Where Is Fantastica in 'The Neverending Story'?

From Neue Constantin Film and Warner Bros. Pictures' 'The Neverending Story' (1984)

Turn around. Look at what you see...

Forgive us for singing the oh-so-80s soundtrack to "The NeverEnding Story," the fantasy movie that takes place in the—sadly—fictional land of Fantastica. From flying luckdragons to enigmatic Sphinxes, this realm is truly as fantastical as it sounds. 

When Michael Ende penned the book on which the film was based, he leaned on the teachings of occult thinker Rudolf Steiner for inspiration. Steiner is a recurrent figure here at Places of Fancy. Anthroposophy, the movement he founded, has its fingerprints on filmmakers as diverse as Ari Aster, Andrei Tarkovsky, Jordan Belson, and Alexander Kluge. With "The NeverEnding Story," Ende visualized Steiner’s idea of moral imagination being able to forge the path to free will.

Another muse was his father Edgar, whose surrealist paintings gave rise to the Minoudjin, the city of ghosts, and the Spook City. Ende had vivid memories of his father's canvases, depicting dreamlike landscapes of floating monoliths, beasts, and the like. 

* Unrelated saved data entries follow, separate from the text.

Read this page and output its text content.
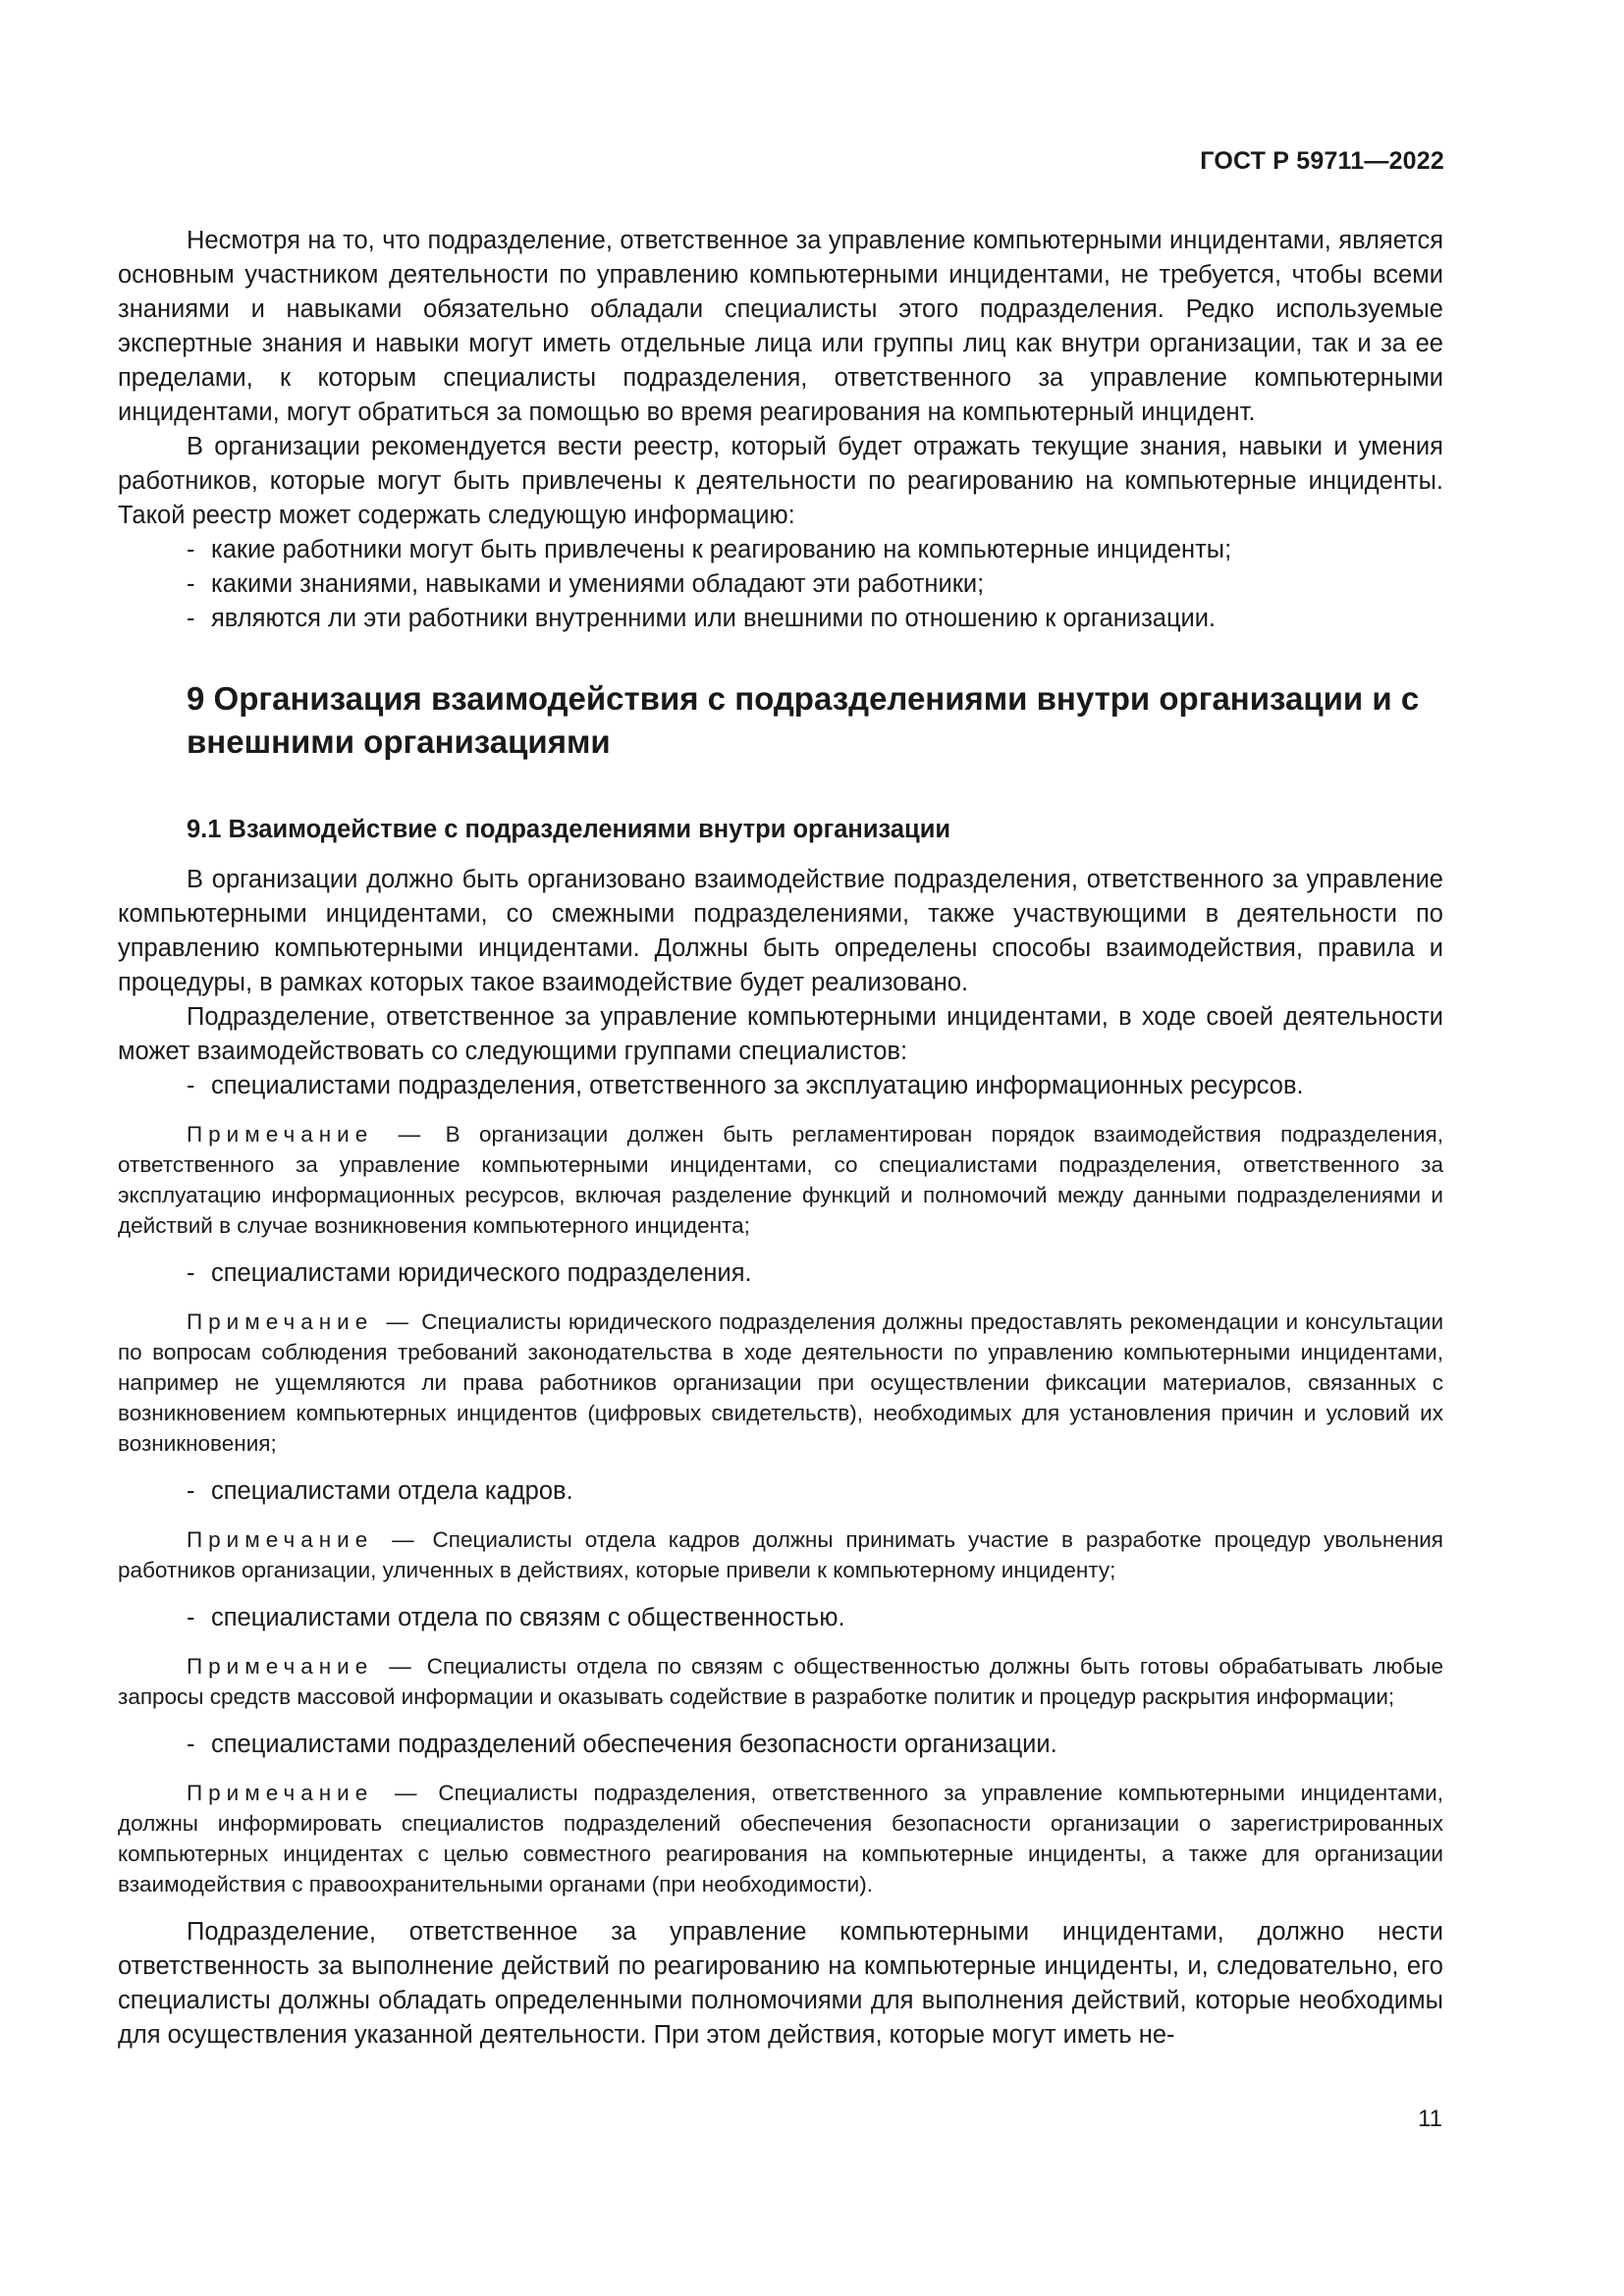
ГОСТ Р 59711—2022

Несмотря на то, что подразделение, ответственное за управление компьютерными инцидентами, является основным участником деятельности по управлению компьютерными инцидентами, не требуется, чтобы всеми знаниями и навыками обязательно обладали специалисты этого подразделения. Редко используемые экспертные знания и навыки могут иметь отдельные лица или группы лиц как внутри организации, так и за ее пределами, к которым специалисты подразделения, ответственного за управление компьютерными инцидентами, могут обратиться за помощью во время реагирования на компьютерный инцидент.

В организации рекомендуется вести реестр, который будет отражать текущие знания, навыки и умения работников, которые могут быть привлечены к деятельности по реагированию на компьютерные инциденты. Такой реестр может содержать следующую информацию:

- какие работники могут быть привлечены к реагированию на компьютерные инциденты;
- какими знаниями, навыками и умениями обладают эти работники;
- являются ли эти работники внутренними или внешними по отношению к организации.
9 Организация взаимодействия с подразделениями внутри организации и с внешними организациями
9.1 Взаимодействие с подразделениями внутри организации

В организации должно быть организовано взаимодействие подразделения, ответственного за управление компьютерными инцидентами, со смежными подразделениями, также участвующими в деятельности по управлению компьютерными инцидентами. Должны быть определены способы взаимодействия, правила и процедуры, в рамках которых такое взаимодействие будет реализовано.

Подразделение, ответственное за управление компьютерными инцидентами, в ходе своей деятельности может взаимодействовать со следующими группами специалистов:

- специалистами подразделения, ответственного за эксплуатацию информационных ресурсов.

Примечание — В организации должен быть регламентирован порядок взаимодействия подразделения, ответственного за управление компьютерными инцидентами, со специалистами подразделения, ответственного за эксплуатацию информационных ресурсов, включая разделение функций и полномочий между данными подразделениями и действий в случае возникновения компьютерного инцидента;

- специалистами юридического подразделения.

Примечание — Специалисты юридического подразделения должны предоставлять рекомендации и консультации по вопросам соблюдения требований законодательства в ходе деятельности по управлению компьютерными инцидентами, например не ущемляются ли права работников организации при осуществлении фиксации материалов, связанных с возникновением компьютерных инцидентов (цифровых свидетельств), необходимых для установления причин и условий их возникновения;

- специалистами отдела кадров.

Примечание — Специалисты отдела кадров должны принимать участие в разработке процедур увольнения работников организации, уличенных в действиях, которые привели к компьютерному инциденту;

- специалистами отдела по связям с общественностью.

Примечание — Специалисты отдела по связям с общественностью должны быть готовы обрабатывать любые запросы средств массовой информации и оказывать содействие в разработке политик и процедур раскрытия информации;

- специалистами подразделений обеспечения безопасности организации.

Примечание — Специалисты подразделения, ответственного за управление компьютерными инцидентами, должны информировать специалистов подразделений обеспечения безопасности организации о зарегистрированных компьютерных инцидентах с целью совместного реагирования на компьютерные инциденты, а также для организации взаимодействия с правоохранительными органами (при необходимости).

Подразделение, ответственное за управление компьютерными инцидентами, должно нести ответственность за выполнение действий по реагированию на компьютерные инциденты, и, следовательно, его специалисты должны обладать определенными полномочиями для выполнения действий, которые необходимы для осуществления указанной деятельности. При этом действия, которые могут иметь не-

11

“I am standing on top of the image world of my father, so to speak," Michael once said. "I have tried to continue his artistic method within my own field, meaning the way he found his images."

Context was also everything in the formation of Fantastica. Ende grew up in Garmisch-Partenkirchen, a Bavarian town nestled among alpine peaks and dense forests, terrain that would echo through the Howling Forest and the Silver Mountains.

Later, living in Italy with his wife at Villa Liocorno in Genzano di Roma, he gazed upon the rounded hills of the Roman countryside. From that view emerged Morla, the colossal turtle mountain slumbering in the Swamps of Sadness.

For his big-budget movie adaptation, German director Wolfgang Petersen stayed close to Ende's childhood stomping ground. Massive sets were constructed at the Bavaria Film Studios in Munich for Ende's fantasyland, renamed Fantasia in the movie, including the Swamps of Sadness and the Ivory Tower. 

But those iconic shots of Atreyu galloping across endless plains on Artax? They were filmed in Spain's Tabernas Desert. The same goes for the memorable scene where he washes ashore; that took place at the volcanic cove of Playa de Mónsul in Almería.

Fantastica, it seems, was always meant to be a borderless patchwork of worlds. Hidden in the lines, written on the pages, is the answer to its never ending story.